131 – Tak, tak, tak…

Il 5 febbraio 1862 D. Bosco raccontò: « L’altra sera andai in ca­mera e vidi il tavolino da notte ballare e battere: tak, tak, tak… « Ohi, questa è bella!» dissi fra me, e mi avvicinai e lo interrogai: « E sicchè, che cosa vuoi ? » ed esso continuava: tak, tak, tak. Mi poneva a passeggiare per la camera ed esso taceva; gli andava vicino, ed esso ballava e batteva. Vi assicuro che se io avessi udito raccontare quanto ho veduto, non avrei certamente creduto. E non ci par di sentire i fatti delle streghe che ci raccontava la nonna? ». (M. B. VII, 72).

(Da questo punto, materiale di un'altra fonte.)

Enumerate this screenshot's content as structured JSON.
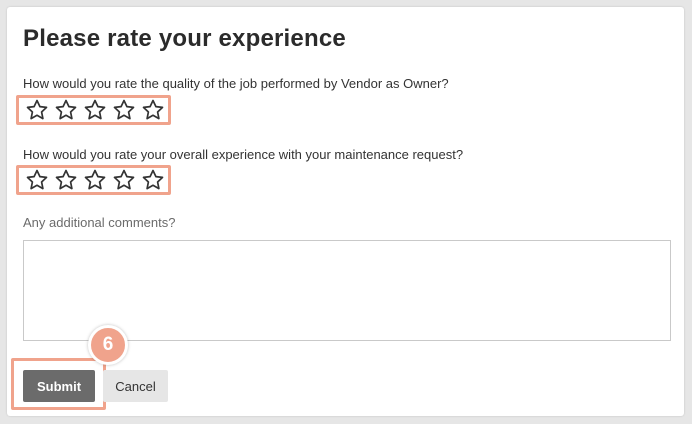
{
  "form": {
    "title": "Please rate your experience",
    "question1": {
      "label": "How would you rate the quality of the job performed by Vendor as Owner?",
      "rating": 0,
      "max": 5
    },
    "question2": {
      "label": "How would you rate your overall experience with your maintenance request?",
      "rating": 0,
      "max": 5
    },
    "comments": {
      "label": "Any additional comments?",
      "value": ""
    },
    "buttons": {
      "submit": "Submit",
      "cancel": "Cancel"
    }
  },
  "annotation": {
    "step_number": "6",
    "highlight_color": "#f0a38c"
  },
  "icons": {
    "rating_star": "star-outline-icon"
  },
  "colors": {
    "submit_bg": "#6b6b6b",
    "cancel_bg": "#e6e6e6",
    "page_bg": "#e6e6e6"
  }
}
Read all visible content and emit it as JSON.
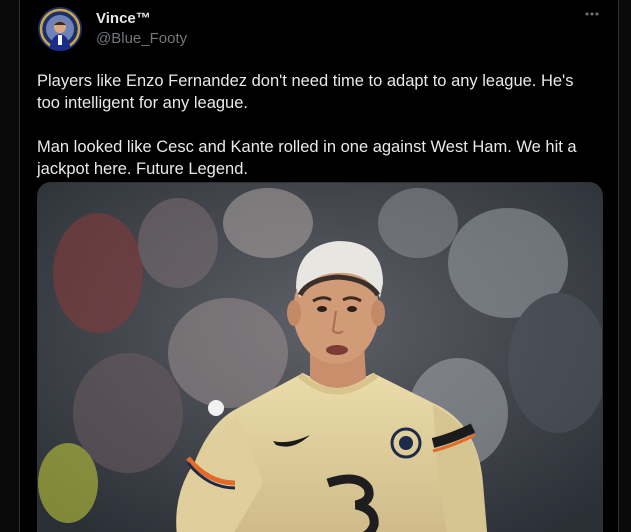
{
  "tweet": {
    "author_name": "Vince™",
    "author_handle": "@Blue_Footy",
    "more_icon": "ellipsis-icon",
    "paragraphs": [
      "Players like Enzo Fernandez don't need time to adapt to any league. He's too intelligent for any league.",
      "Man looked like Cesc and Kante rolled in one against West Ham. We hit a jackpot here. Future Legend."
    ],
    "media_description_icon": "photo-player-image"
  },
  "colors": {
    "background": "#000000",
    "text": "#e7e9ea",
    "secondary_text": "#71767b",
    "border": "#2f3336",
    "kit": "#e3cf9b",
    "sleeve_band": "#e36a2b"
  }
}
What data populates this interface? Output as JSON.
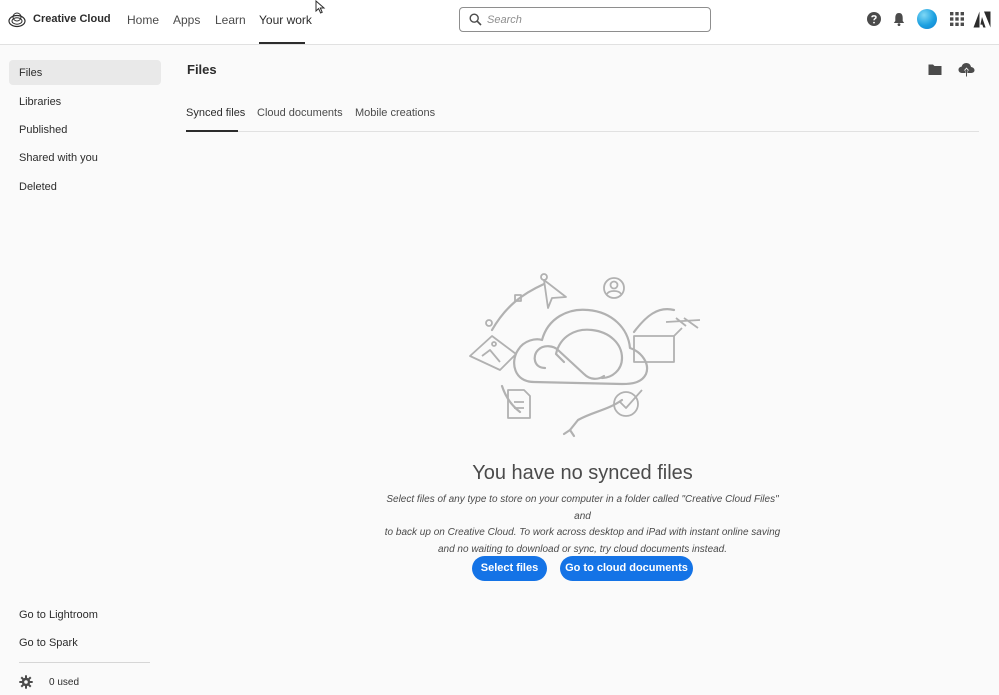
{
  "header": {
    "brand": "Creative Cloud",
    "nav": [
      "Home",
      "Apps",
      "Learn",
      "Your work"
    ],
    "active_nav": "Your work",
    "search_placeholder": "Search",
    "icons": [
      "help-icon",
      "bell-icon",
      "avatar",
      "apps-grid-icon",
      "adobe-logo-icon"
    ],
    "colors": {
      "accent": "#1473e6",
      "avatar": "#1ca0e0"
    }
  },
  "sidebar": {
    "items": [
      "Files",
      "Libraries",
      "Published",
      "Shared with you",
      "Deleted"
    ],
    "active_item": "Files",
    "bottom_links": [
      "Go to Lightroom",
      "Go to Spark"
    ],
    "usage": "0 used"
  },
  "main": {
    "title": "Files",
    "tabs": [
      "Synced files",
      "Cloud documents",
      "Mobile creations"
    ],
    "active_tab": "Synced files",
    "header_icons": [
      "folder-icon",
      "cloud-upload-icon"
    ],
    "empty_state": {
      "title": "You have no synced files",
      "desc_line1": "Select files of any type to store on your computer in a folder called \"Creative Cloud Files\" and",
      "desc_line2": "to back up on Creative Cloud. To work across desktop and iPad with instant online saving",
      "desc_line3": "and no waiting to download or sync, try cloud documents instead.",
      "primary_button": "Select files",
      "secondary_button": "Go to cloud documents"
    }
  }
}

134. – Moriresti dalla paura!

Una sera del 1865 D. Bosco narrava a un gruppo di giovani le terribili notti di quei tempi. « Oh io non ho paura del diavolo! » in­terruppe un giovane. « Taci! Non dir questo – rispose D. Bosco con voce vibilata, che colpì tutti -. Tu non sai quale potenza abbia il demonio, se il Signore gli desse licenza di operare ». – « Sì, sì: ce lo vedessi, lo prenderei per il collo, e avrebbe da fare con me ». – « Ma non dire sciocchezze; moriresti dalla paura al primo vederlo ». – « E lei come faceva a respingerlo? ». – « Oh io l’ho ben trovato il mezzo per farlo fuggire e per un buon pezzo non comparir più ». – « E qual è questo mezzo? Il segno della Croce certamente». – « Sì, rna non bastava, ci vuol altro! Il segno della Croce vale solo per quel momento ». – « Coll’acqua benedetta? ». – « In certi mo­menti anche l’acqua benedetta non basta ». — « Qual’è dunque questo rimedio che ha trovato? ». – « L’ho trovato; e di quale eficacia esso fu!… ». Quindi tacque, e non volle dire altro. Poscia concluse « Quello che è certo si è che non auguro a nessuno di trovarsi in momenti terribili come mi sono trovato io; e bisogna pregare il Si­gnore che non permetta mai al nostro nemico di farci simili scherzi ». (M. B. VII, 76-77).